In your example you could use the resulting tuple as follows:
val (a, b) = toDataStructure2[Int, String](javaResultSet)("a", "b")
if you decide to go the route of heterogeneous collections, there are some very interesting posts on heterogeneous typed lists:
one for instance is
http://jnordenberg.blogspot.com/2008/08/hlist-in-scala.html
http://jnordenberg.blogspot.com/2008/09/hlist-in-scala-revisited-or-scala.html
with an implementation at
http://www.assembla.com/wiki/show/metascala
a second great series of posts starts with
http://apocalisp.wordpress.com/2010/07/06/type-level-programming-in-scala-part-6a-heterogeneous-list%C2%A0basics/
the series continues with parts "b,c,d" linked from part a
finally, there is a talk by Daniel Spiewak which touches on HOMaps
http://vimeo.com/13518456
so all this to say that perhaps you can build you solution from these ideas. sorry that i don't have a specific example, but i admit i haven't tried these out yet myself!
Joschua Bloch has introduced a heterogeneous collection, which can be written in Java. I once adopted it a little. It now works as a value register. It is basically a wrapper around two maps. Here is the code and this is how you can use it. But this is just FYI, since you are interested in a Scala solution.
In Scala I would start by playing with Tuples. Tuples are kinda heterogeneous collections. The results can be, but not have to be accessed through fields like _1, _2, _3 and so on. But you don't want that, you want names. This is how you can assign names to those:
scala> val tuple = (1, "word")
tuple: ([Int], [String]) = (1, word)
scala> val (a, b) = tuple
a: Int = 1
b: String = word
So as mentioned before I would try to build a ResultSetWrapper around tuples.
If you want "extract the column value by name" on a plain bean instance, you can probably:
use reflects and CASTs, which you(and me) don't like.

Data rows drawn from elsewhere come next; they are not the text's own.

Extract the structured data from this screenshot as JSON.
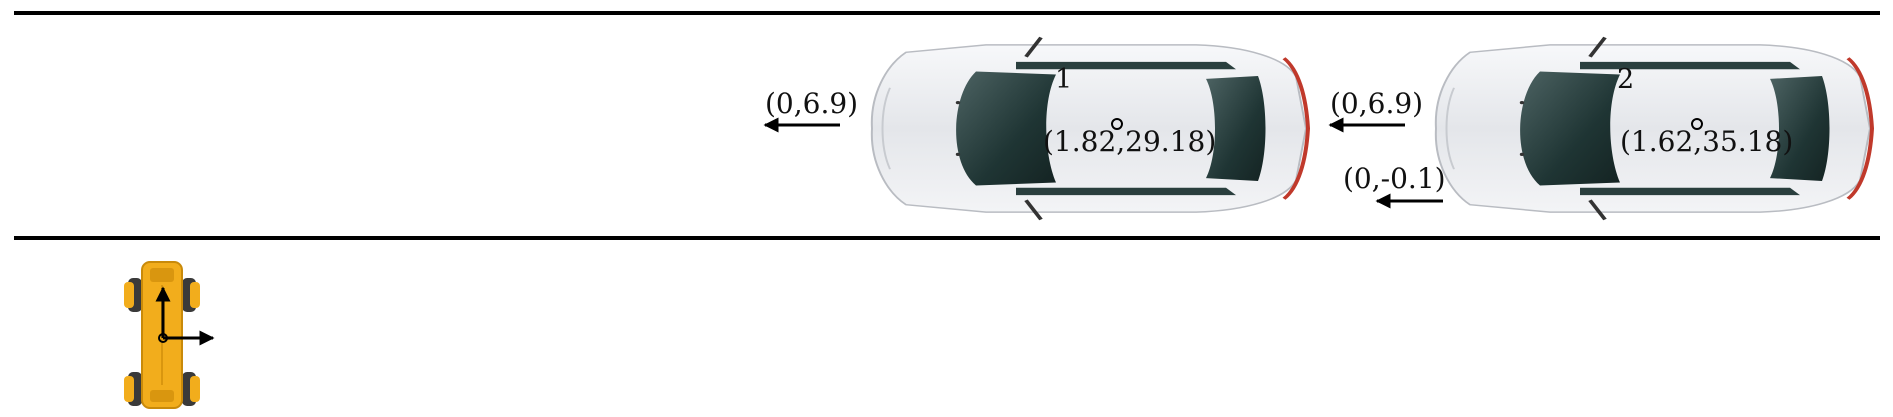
{
  "lane": {
    "line_color": "#000000"
  },
  "cars": [
    {
      "id_label": "1",
      "position_label": "(1.82,29.18)",
      "velocity_label": "(0,6.9)",
      "body_color": "#e9ebee",
      "glass_color": "#1f3534"
    },
    {
      "id_label": "2",
      "position_label": "(1.62,35.18)",
      "velocity_label": "(0,6.9)",
      "acceleration_label": "(0,-0.1)",
      "body_color": "#e9ebee",
      "glass_color": "#1f3534"
    }
  ],
  "robot": {
    "body_color": "#f2ad1c",
    "joint_color": "#3a3a3a",
    "icon": "quadruped-robot-top-view"
  }
}
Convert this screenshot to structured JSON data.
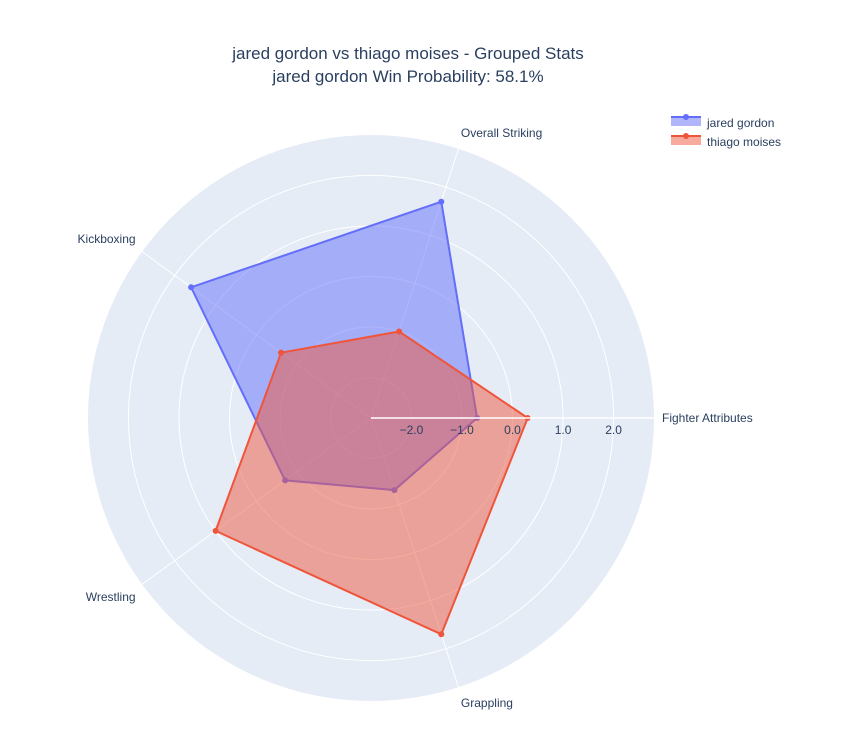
{
  "chart_data": {
    "type": "radar",
    "title_line1": "jared gordon vs thiago moises - Grouped Stats",
    "title_line2": "jared gordon Win Probability: 58.1%",
    "categories": [
      "Fighter Attributes",
      "Overall Striking",
      "Kickboxing",
      "Wrestling",
      "Grappling"
    ],
    "radial_range": [
      -2.8,
      2.8
    ],
    "radial_ticks": [
      -2.0,
      -1.0,
      0.0,
      1.0,
      2.0
    ],
    "radial_tick_labels": [
      "−2.0",
      "−1.0",
      "0.0",
      "1.0",
      "2.0"
    ],
    "grid": true,
    "legend_position": "top-right",
    "series": [
      {
        "name": "jared gordon",
        "color": "#636efa",
        "values": [
          -0.7,
          1.7,
          1.6,
          -0.7,
          -1.3
        ]
      },
      {
        "name": "thiago moises",
        "color": "#ef553b",
        "values": [
          0.3,
          -1.0,
          -0.6,
          1.0,
          1.7
        ]
      }
    ]
  }
}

use a ResultSetToJavaBeanMapper provided by most ORM libraries, which is a little heavy and coupled.
write a scala compiler plugin, which is too complex to control.
so, I guess a lightweight ORM with following features may satisfy you:
support raw SQL
support a lightweight,declarative and adaptive ResultSetToJavaBeanMapper
nothing else.
I made an experimental project on that idea, but note it's still an ORM, and I just think it may be useful to you, or can bring you some hint.
Usage:
declare the model:
//declare DB schema
trait UserDef extends TableDef {
var name = property[String]("name", title = Some("姓名"))

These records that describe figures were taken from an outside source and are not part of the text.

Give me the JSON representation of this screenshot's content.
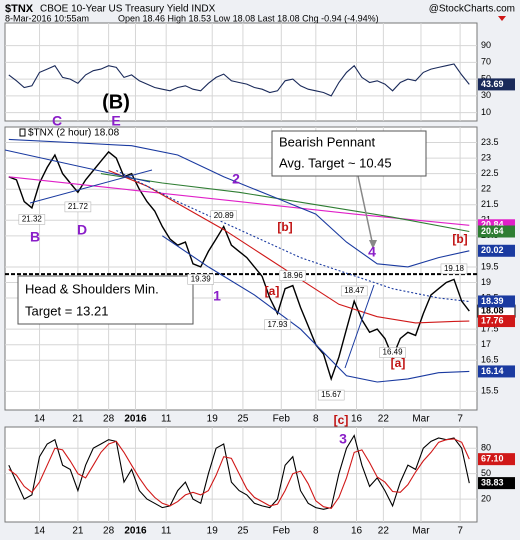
{
  "header": {
    "symbol": "$TNX",
    "name": "CBOE 10-Year US Treasury Yield INDX",
    "source": "@StockCharts.com",
    "datetime": "8-Mar-2016 10:55am",
    "quote": "Open 18.46 High 18.53 Low 18.08 Last 18.08 Chg -0.94 (-4.94%)"
  },
  "chart_data": [
    {
      "type": "line",
      "xlim": [
        -0.5,
        61
      ],
      "ylim": [
        0,
        117
      ],
      "yticks": [
        90,
        70,
        50,
        30,
        10
      ],
      "grid": true,
      "x": [
        0,
        1,
        2,
        3,
        4,
        5,
        6,
        7,
        8,
        9,
        10,
        11,
        12,
        13,
        14,
        15,
        16,
        17,
        18,
        19,
        20,
        21,
        22,
        23,
        24,
        25,
        26,
        27,
        28,
        29,
        30,
        31,
        32,
        33,
        34,
        35,
        36,
        37,
        38,
        39,
        40,
        41,
        42,
        43,
        44,
        45,
        46,
        47,
        48,
        49,
        50,
        51,
        52,
        53,
        54,
        55,
        56,
        57,
        58,
        59,
        60
      ],
      "series": [
        {
          "color": "#1a2a5a",
          "values": [
            55,
            48,
            40,
            42,
            58,
            62,
            66,
            52,
            50,
            45,
            55,
            60,
            62,
            66,
            64,
            52,
            55,
            48,
            44,
            40,
            38,
            36,
            40,
            42,
            38,
            36,
            45,
            52,
            56,
            48,
            46,
            44,
            40,
            38,
            34,
            36,
            48,
            50,
            42,
            38,
            36,
            34,
            30,
            46,
            58,
            66,
            52,
            46,
            48,
            44,
            36,
            46,
            50,
            48,
            58,
            62,
            64,
            66,
            68,
            55,
            43.69
          ]
        }
      ]
    },
    {
      "type": "line",
      "xlim": [
        -0.5,
        61
      ],
      "ylim": [
        14.9,
        24.0
      ],
      "yticks": [
        23.5,
        23.0,
        22.5,
        22.0,
        21.5,
        21.0,
        20.5,
        19.5,
        19.0,
        18.5,
        17.5,
        17.0,
        16.5,
        15.5
      ],
      "xticks": [
        {
          "value": 4,
          "label": "14"
        },
        {
          "value": 9,
          "label": "21"
        },
        {
          "value": 13,
          "label": "28"
        },
        {
          "value": 16.5,
          "label": "2016"
        },
        {
          "value": 20.5,
          "label": "11"
        },
        {
          "value": 26.5,
          "label": "19"
        },
        {
          "value": 30.5,
          "label": "25"
        },
        {
          "value": 35.5,
          "label": "Feb"
        },
        {
          "value": 40,
          "label": "8"
        },
        {
          "value": 45.3,
          "label": "16"
        },
        {
          "value": 48.8,
          "label": "22"
        },
        {
          "value": 53.7,
          "label": "Mar"
        },
        {
          "value": 58.8,
          "label": "7"
        }
      ],
      "grid": true,
      "legend": "$TNX (2 hour) 18.08",
      "hline": 19.27,
      "series": [
        {
          "color": "#000000",
          "bold": true,
          "x": [
            0,
            1,
            2,
            3,
            4,
            5,
            6,
            7,
            8,
            9,
            10,
            11,
            12,
            13,
            14,
            15,
            16,
            17,
            18,
            19,
            20,
            21,
            22,
            23,
            24,
            25,
            26,
            27,
            28,
            29,
            30,
            31,
            32,
            33,
            34,
            35,
            36,
            37,
            38,
            39,
            40,
            41,
            42,
            43,
            44,
            45,
            46,
            47,
            48,
            49,
            50,
            51,
            52,
            53,
            54,
            55,
            56,
            57,
            58,
            59,
            60
          ],
          "values": [
            22.4,
            22.3,
            21.6,
            21.4,
            22.2,
            22.7,
            23.1,
            22.5,
            22.2,
            21.9,
            22.3,
            22.6,
            22.9,
            23.2,
            23.0,
            22.4,
            22.5,
            22.0,
            21.6,
            21.3,
            20.8,
            20.4,
            20.2,
            20.3,
            19.6,
            19.5,
            20.0,
            20.4,
            20.8,
            20.2,
            20.0,
            19.8,
            19.5,
            19.2,
            18.5,
            18.0,
            18.8,
            18.9,
            18.2,
            17.6,
            17.0,
            16.7,
            15.9,
            16.6,
            17.5,
            18.4,
            17.8,
            17.4,
            17.5,
            17.2,
            16.6,
            17.2,
            17.4,
            17.3,
            18.0,
            18.6,
            18.8,
            19.0,
            19.1,
            18.4,
            18.08
          ]
        },
        {
          "color": "#e020c8",
          "x": [
            0,
            15,
            30,
            45,
            60
          ],
          "values": [
            22.4,
            22.0,
            21.6,
            21.2,
            20.84
          ]
        },
        {
          "color": "#2e7d32",
          "x": [
            12,
            20,
            30,
            40,
            50,
            60
          ],
          "values": [
            22.5,
            22.2,
            21.9,
            21.5,
            21.1,
            20.64
          ]
        },
        {
          "color": "#d01818",
          "x": [
            13,
            18,
            23,
            28,
            33,
            38,
            43,
            48,
            53,
            58,
            60
          ],
          "values": [
            22.6,
            22.1,
            21.4,
            20.7,
            19.9,
            19.1,
            18.3,
            17.9,
            17.7,
            17.75,
            17.76
          ]
        },
        {
          "color": "#1a3aa0",
          "x": [
            0,
            8,
            16,
            22,
            28,
            34,
            40,
            44,
            48,
            52,
            56,
            60
          ],
          "values": [
            23.6,
            23.5,
            23.4,
            23.1,
            22.4,
            21.8,
            21.2,
            20.3,
            19.6,
            19.5,
            19.8,
            20.02
          ]
        },
        {
          "color": "#1a3aa0",
          "dashed": true,
          "x": [
            14,
            22,
            30,
            38,
            44,
            50,
            56,
            60
          ],
          "values": [
            22.6,
            21.6,
            20.7,
            19.8,
            19.3,
            18.8,
            18.5,
            18.39
          ]
        },
        {
          "color": "#1a3aa0",
          "x": [
            20,
            26,
            32,
            38,
            44,
            48,
            52,
            56,
            60
          ],
          "values": [
            20.5,
            19.5,
            18.6,
            17.5,
            16.0,
            15.8,
            15.9,
            16.1,
            16.14
          ]
        }
      ],
      "point_labels": [
        {
          "x": 3,
          "value": 21.32
        },
        {
          "x": 9,
          "value": 21.72
        },
        {
          "x": 28,
          "value": 20.89
        },
        {
          "x": 25,
          "value": 19.39
        },
        {
          "x": 37,
          "value": 18.96
        },
        {
          "x": 35,
          "value": 17.93
        },
        {
          "x": 45,
          "value": 18.47
        },
        {
          "x": 42,
          "value": 15.67
        },
        {
          "x": 50,
          "value": 16.49
        },
        {
          "x": 58,
          "value": 19.18
        }
      ],
      "annotations": [
        {
          "text": "(B)",
          "color": "#000000"
        },
        {
          "text": "C",
          "color": "#8a1ec8"
        },
        {
          "text": "E",
          "color": "#8a1ec8"
        },
        {
          "text": "B",
          "color": "#8a1ec8"
        },
        {
          "text": "D",
          "color": "#8a1ec8"
        },
        {
          "text": "2",
          "color": "#8a1ec8"
        },
        {
          "text": "[b]",
          "color": "#c01010"
        },
        {
          "text": "1",
          "color": "#8a1ec8"
        },
        {
          "text": "[a]",
          "color": "#c01010"
        },
        {
          "text": "4",
          "color": "#8a1ec8"
        },
        {
          "text": "[b]",
          "color": "#c01010"
        },
        {
          "text": "[c]",
          "color": "#c01010"
        },
        {
          "text": "3",
          "color": "#8a1ec8"
        },
        {
          "text": "[a]",
          "color": "#c01010"
        }
      ],
      "boxes": [
        {
          "lines": [
            "Bearish Pennant",
            "Avg. Target ~ 10.45"
          ]
        },
        {
          "lines": [
            "Head & Shoulders Min.",
            "Target = 13.21"
          ]
        }
      ]
    },
    {
      "type": "line",
      "xlim": [
        -0.5,
        61
      ],
      "ylim": [
        -7,
        105
      ],
      "yticks": [
        80,
        50,
        20
      ],
      "grid": true,
      "xticks": [
        {
          "value": 4,
          "label": "14"
        },
        {
          "value": 9,
          "label": "21"
        },
        {
          "value": 13,
          "label": "28"
        },
        {
          "value": 16.5,
          "label": "2016"
        },
        {
          "value": 20.5,
          "label": "11"
        },
        {
          "value": 26.5,
          "label": "19"
        },
        {
          "value": 30.5,
          "label": "25"
        },
        {
          "value": 35.5,
          "label": "Feb"
        },
        {
          "value": 40,
          "label": "8"
        },
        {
          "value": 45.3,
          "label": "16"
        },
        {
          "value": 48.8,
          "label": "22"
        },
        {
          "value": 53.7,
          "label": "Mar"
        },
        {
          "value": 58.8,
          "label": "7"
        }
      ],
      "x": [
        0,
        1,
        2,
        3,
        4,
        5,
        6,
        7,
        8,
        9,
        10,
        11,
        12,
        13,
        14,
        15,
        16,
        17,
        18,
        19,
        20,
        21,
        22,
        23,
        24,
        25,
        26,
        27,
        28,
        29,
        30,
        31,
        32,
        33,
        34,
        35,
        36,
        37,
        38,
        39,
        40,
        41,
        42,
        43,
        44,
        45,
        46,
        47,
        48,
        49,
        50,
        51,
        52,
        53,
        54,
        55,
        56,
        57,
        58,
        59,
        60
      ],
      "series": [
        {
          "color": "#000000",
          "values": [
            60,
            40,
            20,
            25,
            70,
            85,
            90,
            60,
            55,
            30,
            60,
            80,
            85,
            90,
            88,
            40,
            55,
            30,
            20,
            15,
            10,
            12,
            30,
            40,
            20,
            15,
            50,
            80,
            85,
            40,
            30,
            25,
            15,
            12,
            10,
            20,
            60,
            70,
            30,
            15,
            10,
            8,
            10,
            50,
            80,
            95,
            60,
            35,
            45,
            30,
            12,
            40,
            60,
            55,
            80,
            88,
            92,
            90,
            92,
            80,
            38.83
          ]
        },
        {
          "color": "#d01818",
          "values": [
            55,
            48,
            35,
            28,
            40,
            60,
            80,
            78,
            65,
            50,
            45,
            60,
            75,
            85,
            88,
            75,
            60,
            45,
            32,
            22,
            15,
            12,
            17,
            25,
            28,
            25,
            30,
            48,
            70,
            68,
            50,
            32,
            22,
            17,
            12,
            14,
            30,
            50,
            53,
            38,
            18,
            11,
            9,
            22,
            45,
            75,
            78,
            63,
            46,
            40,
            29,
            28,
            37,
            52,
            65,
            75,
            87,
            90,
            91,
            87,
            67.1
          ],
          "last_label": "67.10"
        }
      ]
    }
  ]
}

var age1 = property[Int]("age", primary = true)
}
//declare model, and it mixes in properties as {var name = ""}
#BeanInfo class User extends Model with UserDef
//declare a object.
//it mixes in properties as {var name = Property[String]("name") }
//and, object User is a Mapper[User], thus, it can translate ResultSet to a User instance.
object `package`{
#BeanInfo implicit object User extends Table[User]("users") with UserDef
}
then call raw sql, the implicit Mapper[User] works for you:
val users = SQL("select name, age from users").all[User]

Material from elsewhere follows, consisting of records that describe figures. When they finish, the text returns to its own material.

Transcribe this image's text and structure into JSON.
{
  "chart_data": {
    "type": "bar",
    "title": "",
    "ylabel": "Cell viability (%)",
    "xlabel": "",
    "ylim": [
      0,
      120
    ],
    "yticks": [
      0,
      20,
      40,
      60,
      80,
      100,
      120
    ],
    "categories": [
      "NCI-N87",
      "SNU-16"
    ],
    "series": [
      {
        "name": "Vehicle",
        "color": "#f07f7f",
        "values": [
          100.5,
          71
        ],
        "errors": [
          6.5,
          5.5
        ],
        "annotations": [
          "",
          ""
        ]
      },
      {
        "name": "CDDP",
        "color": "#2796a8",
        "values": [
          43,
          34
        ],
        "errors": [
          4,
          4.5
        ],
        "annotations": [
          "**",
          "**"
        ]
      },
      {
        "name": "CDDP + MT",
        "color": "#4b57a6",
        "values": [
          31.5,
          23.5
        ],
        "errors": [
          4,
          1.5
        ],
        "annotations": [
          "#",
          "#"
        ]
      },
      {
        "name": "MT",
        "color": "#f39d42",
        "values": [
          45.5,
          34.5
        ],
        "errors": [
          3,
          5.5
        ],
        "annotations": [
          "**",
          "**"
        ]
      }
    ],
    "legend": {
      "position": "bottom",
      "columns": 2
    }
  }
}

users.foreach{user => println(user.name)}
or even build a type safe query:
val users = User.q.where(User.age > 20).where(User.name like "%liu%").all[User]
for more, see unit test:
https://github.com/liusong1111/soupy-orm/blob/master/src/test/scala/mapper/SoupyMapperSpec.scala
project home:
https://github.com/liusong1111/soupy-orm
It uses "abstract Type" and "implicit" heavily to make the magic happen, and you can check source code of TableDef, Table, Model for detail.
Several million years ago I wrote an example showing how to use Scala's type system to push and pull values from a ResultSet. Check it out; it matches up with what you want to do fairly closely.
implicit val conn = connect("jdbc:h2:f2", "sa", "");
implicit val s: Statement = conn << setup;
val insertPerson = conn prepareStatement "insert into person(type, name) values(?, ?)";
for (val name <- names)
insertPerson<<rnd.nextInt(10)<<name<<!;
for (val person <- query("select * from person", rs => Person(rs,rs,rs)))
println(person.toXML);
for (val person <- "select * from person" <<! (rs => Person(rs,rs,rs)))
println(person.toXML);
Primitives types are used to guide the Scala compiler into selecting the right functions on the ResultSet.